In 1996, his body bloated, his liver consumed by cancer, and his work more popular than ever, Martin Kippenberger (1953–1997) set about his final series of self-portraits. Taking Théodore Géricault’s iconic 1818–19 painting as its point of departure, and working from photographs taken by his wife Elfie Semotan, “The Raft of the Medusa” eventually came to include over a dozen each of paintings, drawings, and lithographs, as well as an eight-by-fifteen-foot rug that depicts the raft’s schematic layout. This sprawling multimedia series has been reunited for its first New York exhibition at Skarstedt, organized in collaboration with the Estate of Martin Kippenberger at Cologne’s Galerie Gisela Capitain.
The project has been divided into four elements. The first floor provides a preliminary or preparatory overview: a collection of drawings on hotel stationary as well as the rug and an oversized painting that, here, appears as the series’ linchpin. The second floor, the gallery’s largest exhibition space, features the body of “Medusa”’s 16 paintings. On the third floor, a group of lithographs produced after the “Medusa” work opened in Copenhagen acts as the images’ afterlife; ethereal yet straightforward, these prints announce the end of their author—one of them, depicting a detail of the raft and captioned “the end,” does so literally. The stairway that connects all three floors displays Semotan’s photographic studies of the artist; fat, nearly or totally naked, adrift on a mattress, and alone in an empty studio, Kippenberger poses as the many imperiled passengers dead or dying on Géricault’s ill-fated raft.
The episodic hanging at Skarstedt provides a map through the tangle of interconnected work—a welcome, if sober, strategy that lends both clarity and seriousness to a collection that could just as easily come off as neither. It is perhaps tempting to bemoan such a straightforward exhibition of Kippenberger’s final self-fashioning in the sober surroundings of an East Side blue chip gallery. What happens to bar-room humor and inside jokes in such spaces? Is a beer gut still embarrassing when it’s framed by uptown architecture? I’m not sure. But in any case, nothing is lost. We know that Kippenberger’s work was funny (or at least that it tried to be). We know that it championed failure and embarrassment, derivation and bad taste. But I doubt we know how miserable it was.
Misery was in fact a central theme in Kippenberger’s practice, appearing in some of the artist’s earliest projects. In 1979, Kippenbergers Büro [Kippenberger’s Office], the working/living/exhibition space founded in Berlin’s Kreuzberg district, organized the group exhibition “Elend [Misery]”). From here, the theme can be traced through his Alkoholfolter [Alcohol Torture] (1981–82), his “Magical Misery Tour” of Brazil (1985–86), the collection of paintings and images of the artist beaten and bandaged under the title “Dialog mit der Jugend [Dialogue with Youth]” (ex. 1979 and 1981), and his crucified “Fred the Frogs” (1988–90). Yet, in discussions of Kippenberger’s work, notions of failure and embarrassment are often privileged over those of misery and suffering. This is likely due to a willful resistance to sentiment, and the sense that misery is too close to the adversity-writ-virtuosity of the tortured, starving artist, and thus to the lingering specter of modernism. It has no business in postwar painting unless appearing ironically and at arm’s length, we think.
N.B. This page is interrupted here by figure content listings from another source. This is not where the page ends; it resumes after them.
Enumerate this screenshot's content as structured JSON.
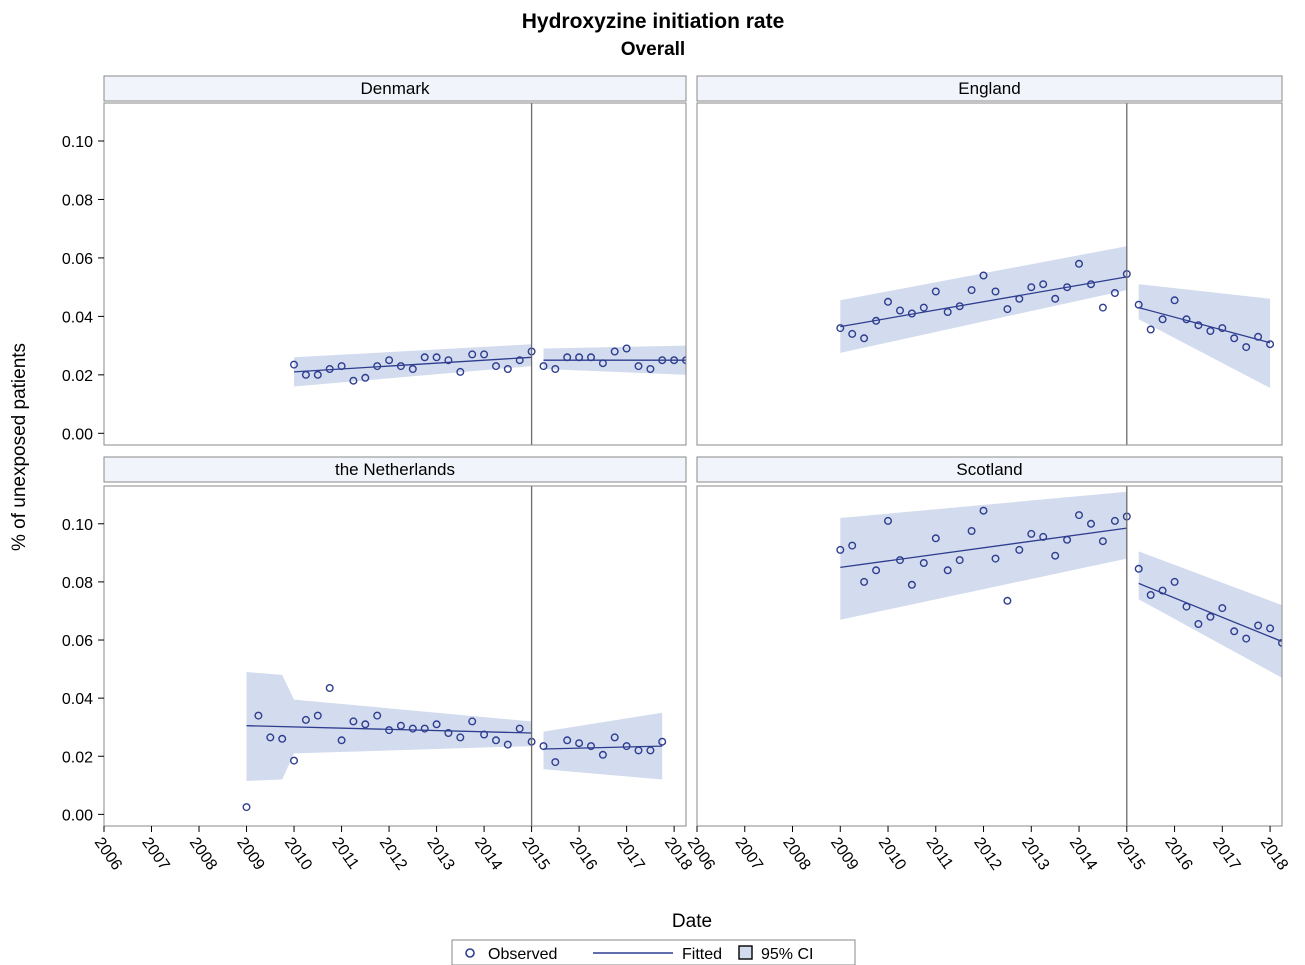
{
  "chart_data": {
    "type": "scatter",
    "title": "Hydroxyzine initiation rate",
    "subtitle": "Overall",
    "xlabel": "Date",
    "ylabel": "% of unexposed patients",
    "xlim": [
      2006,
      2018.25
    ],
    "ylim": [
      -0.004,
      0.113
    ],
    "x_ticks": [
      "2006",
      "2007",
      "2008",
      "2009",
      "2010",
      "2011",
      "2012",
      "2013",
      "2014",
      "2015",
      "2016",
      "2017",
      "2018"
    ],
    "y_ticks": [
      "0.00",
      "0.02",
      "0.04",
      "0.06",
      "0.08",
      "0.10"
    ],
    "y_tick_values": [
      0.0,
      0.02,
      0.04,
      0.06,
      0.08,
      0.1
    ],
    "intervention_x": 2015,
    "grid": false,
    "colors": {
      "marker": "#2e3d8f",
      "line": "#2e3d8f",
      "ci_band": "#d3dcee",
      "strip_bg": "#f2f4fb",
      "frame": "#8a8a8a",
      "vline": "#6b6b6b"
    },
    "legend": {
      "position": "bottom",
      "entries": [
        {
          "label": "Observed",
          "symbol": "circle"
        },
        {
          "label": "Fitted",
          "symbol": "line"
        },
        {
          "label": "95% CI",
          "symbol": "square"
        }
      ]
    },
    "panels": [
      {
        "name": "Denmark",
        "observed": {
          "x": [
            2010,
            2010.25,
            2010.5,
            2010.75,
            2011,
            2011.25,
            2011.5,
            2011.75,
            2012,
            2012.25,
            2012.5,
            2012.75,
            2013,
            2013.25,
            2013.5,
            2013.75,
            2014,
            2014.25,
            2014.5,
            2014.75,
            2015,
            2015.25,
            2015.5,
            2015.75,
            2016,
            2016.25,
            2016.5,
            2016.75,
            2017,
            2017.25,
            2017.5,
            2017.75,
            2018,
            2018.25
          ],
          "y": [
            0.0235,
            0.02,
            0.02,
            0.022,
            0.023,
            0.018,
            0.019,
            0.023,
            0.025,
            0.023,
            0.022,
            0.026,
            0.026,
            0.025,
            0.021,
            0.027,
            0.027,
            0.023,
            0.022,
            0.025,
            0.028,
            0.023,
            0.022,
            0.026,
            0.026,
            0.026,
            0.024,
            0.028,
            0.029,
            0.023,
            0.022,
            0.025,
            0.025,
            0.025
          ]
        },
        "fitted": [
          {
            "x": [
              2010,
              2015
            ],
            "y": [
              0.021,
              0.026
            ]
          },
          {
            "x": [
              2015.25,
              2018.25
            ],
            "y": [
              0.025,
              0.025
            ]
          }
        ],
        "ci": [
          {
            "x": [
              2010,
              2015
            ],
            "lower": [
              0.016,
              0.023
            ],
            "upper": [
              0.026,
              0.0305
            ]
          },
          {
            "x": [
              2015.25,
              2018.25
            ],
            "lower": [
              0.022,
              0.02
            ],
            "upper": [
              0.029,
              0.03
            ]
          }
        ]
      },
      {
        "name": "England",
        "observed": {
          "x": [
            2009,
            2009.25,
            2009.5,
            2009.75,
            2010,
            2010.25,
            2010.5,
            2010.75,
            2011,
            2011.25,
            2011.5,
            2011.75,
            2012,
            2012.25,
            2012.5,
            2012.75,
            2013,
            2013.25,
            2013.5,
            2013.75,
            2014,
            2014.25,
            2014.5,
            2014.75,
            2015,
            2015.25,
            2015.5,
            2015.75,
            2016,
            2016.25,
            2016.5,
            2016.75,
            2017,
            2017.25,
            2017.5,
            2017.75,
            2018
          ],
          "y": [
            0.036,
            0.034,
            0.0325,
            0.0385,
            0.045,
            0.042,
            0.041,
            0.043,
            0.0485,
            0.0415,
            0.0435,
            0.049,
            0.054,
            0.0485,
            0.0425,
            0.046,
            0.05,
            0.051,
            0.046,
            0.05,
            0.058,
            0.051,
            0.043,
            0.048,
            0.0545,
            0.044,
            0.0355,
            0.039,
            0.0455,
            0.039,
            0.037,
            0.035,
            0.036,
            0.0325,
            0.0295,
            0.033,
            0.0305
          ]
        },
        "fitted": [
          {
            "x": [
              2009,
              2015
            ],
            "y": [
              0.0365,
              0.0535
            ]
          },
          {
            "x": [
              2015.25,
              2018
            ],
            "y": [
              0.043,
              0.031
            ]
          }
        ],
        "ci": [
          {
            "x": [
              2009,
              2015
            ],
            "lower": [
              0.0275,
              0.049
            ],
            "upper": [
              0.0455,
              0.064
            ]
          },
          {
            "x": [
              2015.25,
              2018
            ],
            "lower": [
              0.039,
              0.0155
            ],
            "upper": [
              0.051,
              0.046
            ]
          }
        ]
      },
      {
        "name": "the Netherlands",
        "observed": {
          "x": [
            2009,
            2009.25,
            2009.5,
            2009.75,
            2010,
            2010.25,
            2010.5,
            2010.75,
            2011,
            2011.25,
            2011.5,
            2011.75,
            2012,
            2012.25,
            2012.5,
            2012.75,
            2013,
            2013.25,
            2013.5,
            2013.75,
            2014,
            2014.25,
            2014.5,
            2014.75,
            2015,
            2015.25,
            2015.5,
            2015.75,
            2016,
            2016.25,
            2016.5,
            2016.75,
            2017,
            2017.25,
            2017.5,
            2017.75
          ],
          "y": [
            0.0025,
            0.034,
            0.0265,
            0.026,
            0.0185,
            0.0325,
            0.034,
            0.0435,
            0.0255,
            0.032,
            0.031,
            0.034,
            0.029,
            0.0305,
            0.0295,
            0.0295,
            0.031,
            0.028,
            0.0265,
            0.032,
            0.0275,
            0.0255,
            0.024,
            0.0295,
            0.025,
            0.0235,
            0.018,
            0.0255,
            0.0245,
            0.0235,
            0.0205,
            0.0265,
            0.0235,
            0.022,
            0.022,
            0.025
          ]
        },
        "fitted": [
          {
            "x": [
              2009,
              2015
            ],
            "y": [
              0.0305,
              0.028
            ]
          },
          {
            "x": [
              2015.25,
              2017.75
            ],
            "y": [
              0.0225,
              0.0235
            ]
          }
        ],
        "ci": [
          {
            "x": [
              2009,
              2009.75,
              2010,
              2015
            ],
            "lower": [
              0.0115,
              0.012,
              0.021,
              0.0235
            ],
            "upper": [
              0.049,
              0.048,
              0.0395,
              0.032
            ]
          },
          {
            "x": [
              2015.25,
              2017.75
            ],
            "lower": [
              0.0155,
              0.012
            ],
            "upper": [
              0.0285,
              0.035
            ]
          }
        ]
      },
      {
        "name": "Scotland",
        "observed": {
          "x": [
            2009,
            2009.25,
            2009.5,
            2009.75,
            2010,
            2010.25,
            2010.5,
            2010.75,
            2011,
            2011.25,
            2011.5,
            2011.75,
            2012,
            2012.25,
            2012.5,
            2012.75,
            2013,
            2013.25,
            2013.5,
            2013.75,
            2014,
            2014.25,
            2014.5,
            2014.75,
            2015,
            2015.25,
            2015.5,
            2015.75,
            2016,
            2016.25,
            2016.5,
            2016.75,
            2017,
            2017.25,
            2017.5,
            2017.75,
            2018,
            2018.25
          ],
          "y": [
            0.091,
            0.0925,
            0.08,
            0.084,
            0.101,
            0.0875,
            0.079,
            0.0865,
            0.095,
            0.084,
            0.0875,
            0.0975,
            0.1045,
            0.088,
            0.0735,
            0.091,
            0.0965,
            0.0955,
            0.089,
            0.0945,
            0.103,
            0.1,
            0.094,
            0.101,
            0.1025,
            0.0845,
            0.0755,
            0.077,
            0.08,
            0.0715,
            0.0655,
            0.068,
            0.071,
            0.063,
            0.0605,
            0.065,
            0.064,
            0.059
          ]
        },
        "fitted": [
          {
            "x": [
              2009,
              2015
            ],
            "y": [
              0.085,
              0.0985
            ]
          },
          {
            "x": [
              2015.25,
              2018.25
            ],
            "y": [
              0.0795,
              0.0595
            ]
          }
        ],
        "ci": [
          {
            "x": [
              2009,
              2015
            ],
            "lower": [
              0.067,
              0.088
            ],
            "upper": [
              0.102,
              0.111
            ]
          },
          {
            "x": [
              2015.25,
              2018.25
            ],
            "lower": [
              0.074,
              0.047
            ],
            "upper": [
              0.0905,
              0.072
            ]
          }
        ]
      }
    ]
  }
}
Within the bounds of Skarstedt’s gallery, misery is given its due. This is good. Yet boundary transgression is Kippenberger’s gambit, and so the rigid categories do not hold. For example, the drawings displayed on the first floor did not precede the paintings, as the hierarchy seems to suggest. Rather, they came afterward, and connect the “Medusa” paintings to Kippenberger’s lifelong practice of drawing on hotel stationary, to the production of evidentiary ephemera of an always-traveling artist-persona. Similarly, elements in paintings on the second floor reach back to prior work about value and exchange. In particular, international coins, adhered to a few of the paintings, invoke earlier works covered in currency. The pocket change of an international traveler, this found material also suggests that the raft is not a last stop on the artist’s voyage, but a vehicle both connecting and containing his many destinations.
Categorical division is ultimately upended in favor of accumulation and simultaneity. Through Kippenberger’s bloated figure, Medusa embodies all positions—all possible destinations. Géricault’s painting depicts the moment when the raft’s survivors see their potential rescue ship in the distance, unsure if they are seen in return. It is a moment that contains rescue and peril, but also subject and object, seeing and being seen. For an artist whose lifelong practice was the relentless and unbounded appropriation, accumulation, and performance of ideas, conversations, images, and experiences, a final self-portrait was doomed to miserable over-determination. Cannibal and cannibalized, savior and saved, body part and whole, past and future are cast in the series as positions occupied simultaneously. In their totality, these self-portraits don’t champion the figure of the artist, they overwhelm him, a verdict that Kippenberger announces in his largest painting from the series, an untitled study in red, with a speech bubble that reads, “Je suis meduse.”